E, até agora, não aconteceu nada, absolutamente nada, com o presidente da República.
Não é só que Bolsonaro sofreu menos do que Fernando Collor ou Dilma Rousseff, presidentes que sofreram impeachment. Sofreu muito menos do que qualquer presidente desde a redemocratização. Nos governos Lula e FHC, para ficar nos dois mais bem-sucedidos das últimas décadas, ministros caíam por qualquer denúncia. CPIs eram fatos normais da vida política nacional.
Mesmo antes de discutir impeachment, as instituições poderiam ter dado tiros de advertência para Bolsonaro antes que o desastre se consumasse. Fizeram isso em todos os outros governos. Não fizeram nesse.
Poderiam ter cassado o mandato dos elementos mais extremistas do bolsonarismo. Ao invés disso, a deputada extremista Bia Kicis preside a Comissão de Constituição e Justiça da Câmara.
Em 2020, o filho mais radical do presidente, Eduardo Bolsonaro, disse em uma transmissão online que um golpe de Estado não era questão de “se”, mas de “quando”. Se o Congresso achava demais derrubar Bolsonaro por seu golpismo, podia ter cassado o mandato de seu filho, contra quem as provas eram absolutamente indiscutíveis.

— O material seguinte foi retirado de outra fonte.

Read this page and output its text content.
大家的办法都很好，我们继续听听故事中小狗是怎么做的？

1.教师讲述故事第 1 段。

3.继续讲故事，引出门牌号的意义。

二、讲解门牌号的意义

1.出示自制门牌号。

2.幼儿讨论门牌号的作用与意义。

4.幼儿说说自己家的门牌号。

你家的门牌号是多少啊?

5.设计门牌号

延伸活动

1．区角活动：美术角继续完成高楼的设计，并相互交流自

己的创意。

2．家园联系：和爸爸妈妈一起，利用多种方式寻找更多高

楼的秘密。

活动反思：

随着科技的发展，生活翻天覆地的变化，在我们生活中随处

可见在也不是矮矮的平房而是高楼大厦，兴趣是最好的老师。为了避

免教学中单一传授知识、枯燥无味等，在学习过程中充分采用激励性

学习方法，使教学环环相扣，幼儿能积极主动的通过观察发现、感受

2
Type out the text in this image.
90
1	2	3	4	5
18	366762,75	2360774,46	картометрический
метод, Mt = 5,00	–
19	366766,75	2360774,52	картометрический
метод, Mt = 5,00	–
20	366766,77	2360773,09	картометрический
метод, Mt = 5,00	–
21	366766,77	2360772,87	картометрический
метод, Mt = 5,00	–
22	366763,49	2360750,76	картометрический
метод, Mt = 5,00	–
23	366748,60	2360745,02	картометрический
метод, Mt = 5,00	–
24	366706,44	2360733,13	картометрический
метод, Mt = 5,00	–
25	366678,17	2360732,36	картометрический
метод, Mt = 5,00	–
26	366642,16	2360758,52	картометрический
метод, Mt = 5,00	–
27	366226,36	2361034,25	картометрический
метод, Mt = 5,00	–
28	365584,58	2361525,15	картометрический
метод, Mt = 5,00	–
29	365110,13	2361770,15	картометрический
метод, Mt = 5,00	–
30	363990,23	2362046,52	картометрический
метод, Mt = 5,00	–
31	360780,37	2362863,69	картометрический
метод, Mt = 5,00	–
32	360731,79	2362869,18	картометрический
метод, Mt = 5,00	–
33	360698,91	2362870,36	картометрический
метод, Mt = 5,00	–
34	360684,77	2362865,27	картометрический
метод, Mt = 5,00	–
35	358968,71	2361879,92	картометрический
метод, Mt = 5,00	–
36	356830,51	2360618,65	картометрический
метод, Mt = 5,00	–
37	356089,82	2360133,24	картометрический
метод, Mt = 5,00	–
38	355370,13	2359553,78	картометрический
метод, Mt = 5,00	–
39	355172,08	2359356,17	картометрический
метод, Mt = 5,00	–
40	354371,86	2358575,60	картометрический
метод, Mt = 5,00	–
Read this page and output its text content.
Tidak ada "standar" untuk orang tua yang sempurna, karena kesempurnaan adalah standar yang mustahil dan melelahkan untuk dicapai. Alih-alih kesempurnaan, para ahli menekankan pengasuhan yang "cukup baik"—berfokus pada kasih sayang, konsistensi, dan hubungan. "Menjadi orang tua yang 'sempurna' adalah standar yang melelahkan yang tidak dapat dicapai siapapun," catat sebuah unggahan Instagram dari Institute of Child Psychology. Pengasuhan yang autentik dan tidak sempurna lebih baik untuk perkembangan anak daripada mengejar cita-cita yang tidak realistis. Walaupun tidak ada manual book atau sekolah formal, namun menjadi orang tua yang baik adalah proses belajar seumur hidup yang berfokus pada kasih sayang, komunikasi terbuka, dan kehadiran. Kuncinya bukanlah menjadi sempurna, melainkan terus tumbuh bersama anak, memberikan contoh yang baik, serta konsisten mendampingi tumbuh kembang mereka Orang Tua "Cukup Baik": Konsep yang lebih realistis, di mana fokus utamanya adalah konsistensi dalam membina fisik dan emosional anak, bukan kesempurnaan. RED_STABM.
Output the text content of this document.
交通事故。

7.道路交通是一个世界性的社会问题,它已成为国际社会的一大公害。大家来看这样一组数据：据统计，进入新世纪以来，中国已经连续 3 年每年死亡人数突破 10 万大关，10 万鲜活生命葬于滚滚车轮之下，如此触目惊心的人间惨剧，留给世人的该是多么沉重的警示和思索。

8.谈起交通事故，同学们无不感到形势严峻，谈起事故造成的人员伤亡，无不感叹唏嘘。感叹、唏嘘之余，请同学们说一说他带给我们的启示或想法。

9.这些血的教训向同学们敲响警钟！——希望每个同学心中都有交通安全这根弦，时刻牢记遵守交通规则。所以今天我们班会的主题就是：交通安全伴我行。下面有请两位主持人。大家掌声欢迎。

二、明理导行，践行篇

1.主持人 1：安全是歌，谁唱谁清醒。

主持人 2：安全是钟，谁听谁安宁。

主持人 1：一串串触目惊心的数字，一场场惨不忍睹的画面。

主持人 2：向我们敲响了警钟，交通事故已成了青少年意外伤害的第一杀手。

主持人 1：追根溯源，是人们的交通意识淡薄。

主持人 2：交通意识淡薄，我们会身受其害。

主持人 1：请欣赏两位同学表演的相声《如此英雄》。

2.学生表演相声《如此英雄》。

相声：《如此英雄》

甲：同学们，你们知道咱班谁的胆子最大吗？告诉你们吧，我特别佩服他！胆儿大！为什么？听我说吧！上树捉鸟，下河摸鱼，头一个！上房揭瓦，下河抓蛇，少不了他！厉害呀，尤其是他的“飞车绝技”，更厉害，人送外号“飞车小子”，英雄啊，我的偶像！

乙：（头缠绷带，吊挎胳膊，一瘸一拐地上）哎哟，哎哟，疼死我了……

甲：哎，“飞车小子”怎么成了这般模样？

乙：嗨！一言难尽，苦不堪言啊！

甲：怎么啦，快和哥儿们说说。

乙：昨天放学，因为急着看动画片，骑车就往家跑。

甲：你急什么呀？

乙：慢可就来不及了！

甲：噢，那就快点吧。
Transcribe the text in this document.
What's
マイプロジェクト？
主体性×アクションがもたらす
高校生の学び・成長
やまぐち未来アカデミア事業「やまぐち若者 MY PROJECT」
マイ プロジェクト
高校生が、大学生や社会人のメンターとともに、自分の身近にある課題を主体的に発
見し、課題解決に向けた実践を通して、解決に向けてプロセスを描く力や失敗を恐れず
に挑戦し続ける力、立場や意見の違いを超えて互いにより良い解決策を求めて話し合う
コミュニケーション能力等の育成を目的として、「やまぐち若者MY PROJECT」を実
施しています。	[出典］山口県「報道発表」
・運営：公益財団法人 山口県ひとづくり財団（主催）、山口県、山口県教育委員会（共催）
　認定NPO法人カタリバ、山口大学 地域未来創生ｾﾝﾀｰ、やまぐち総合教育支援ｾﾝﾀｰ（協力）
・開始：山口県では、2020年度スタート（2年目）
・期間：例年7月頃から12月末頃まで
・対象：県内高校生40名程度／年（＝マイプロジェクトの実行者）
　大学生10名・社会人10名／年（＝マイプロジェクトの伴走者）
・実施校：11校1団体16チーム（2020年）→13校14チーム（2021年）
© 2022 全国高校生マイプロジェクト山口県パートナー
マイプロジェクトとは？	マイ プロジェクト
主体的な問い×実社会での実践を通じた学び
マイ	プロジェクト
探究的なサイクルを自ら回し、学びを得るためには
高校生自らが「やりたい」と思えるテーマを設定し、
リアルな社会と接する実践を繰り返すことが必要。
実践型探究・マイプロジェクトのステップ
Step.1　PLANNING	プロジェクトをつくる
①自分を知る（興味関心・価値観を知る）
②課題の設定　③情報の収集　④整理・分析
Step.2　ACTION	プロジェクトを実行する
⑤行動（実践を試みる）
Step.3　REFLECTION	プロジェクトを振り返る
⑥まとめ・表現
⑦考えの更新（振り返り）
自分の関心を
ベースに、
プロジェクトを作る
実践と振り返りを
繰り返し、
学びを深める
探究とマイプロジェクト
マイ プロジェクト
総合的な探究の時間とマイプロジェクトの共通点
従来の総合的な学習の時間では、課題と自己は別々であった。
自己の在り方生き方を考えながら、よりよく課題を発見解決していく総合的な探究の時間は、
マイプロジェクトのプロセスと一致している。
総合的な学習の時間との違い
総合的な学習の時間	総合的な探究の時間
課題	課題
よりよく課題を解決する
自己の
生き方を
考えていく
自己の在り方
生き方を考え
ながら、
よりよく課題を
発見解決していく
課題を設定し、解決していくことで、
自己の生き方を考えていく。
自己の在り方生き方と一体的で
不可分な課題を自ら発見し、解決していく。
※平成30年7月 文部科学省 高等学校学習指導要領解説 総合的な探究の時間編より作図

Não fizeram nada. Eduardo Bolsonaro não sofreu qualquer consequência e ainda tem poder de veto na escolha de ministros da Saúde.
O ex-ministro e deputado Osmar Terra alimenta o Planalto com projeções falsas desde o início da pandemia e as divulga impunemente para o público. Depois do próprio Bolsonaro, é o principal responsável pelo desastre. Poderia ter sido cassado no início da pandemia como advertência ao Planalto. Não foi. Continua mentindo nas redes sociais.
Enfim, mesmo se as instituições quisessem evitar o trauma do segundo impeachment em quatro anos –o que já seria covarde, o impeachment em excesso foi o de 2016–, toda essa gente poderia ter sido derrubada como advertência a Bolsonaro. Em todos os governos anteriores, gente muito melhor caiu por muito menos.
Ninguém fez nada, por medo dos militares e por gratidão por Bolsonaro ter matado a Lava Jato.
Há quem diga que Bolsonaro será preso depois de deixar a Presidência em 2023. Não há como ter certeza de que vai perder: a população, inclusive, pode ler a impunidade de Bolsonaro como atestado de que ele não fez nada demais.
O adiamento da prisão de Bolsonaro causou as mortes da segunda onda. Quantos ainda vão morrer por um novo adiamento? Além disso, adiar a prisão para depois da derrota de Bolsonaro torna uma nova ofensiva golpista praticamente inevitável: se Bolsonaro souber que a derrota significa cadeia, terá todo incentivo do mundo para melar o jogo.
É politicamente inviável, e talvez seja errado, tentar prender todos os que, em algum momento, evitaram que Bolsonaro fosse preso. Mas é preciso que haja um limite, um ponto a partir do qual quem não deixar prender tem que ser preso. Proponho que seja agora.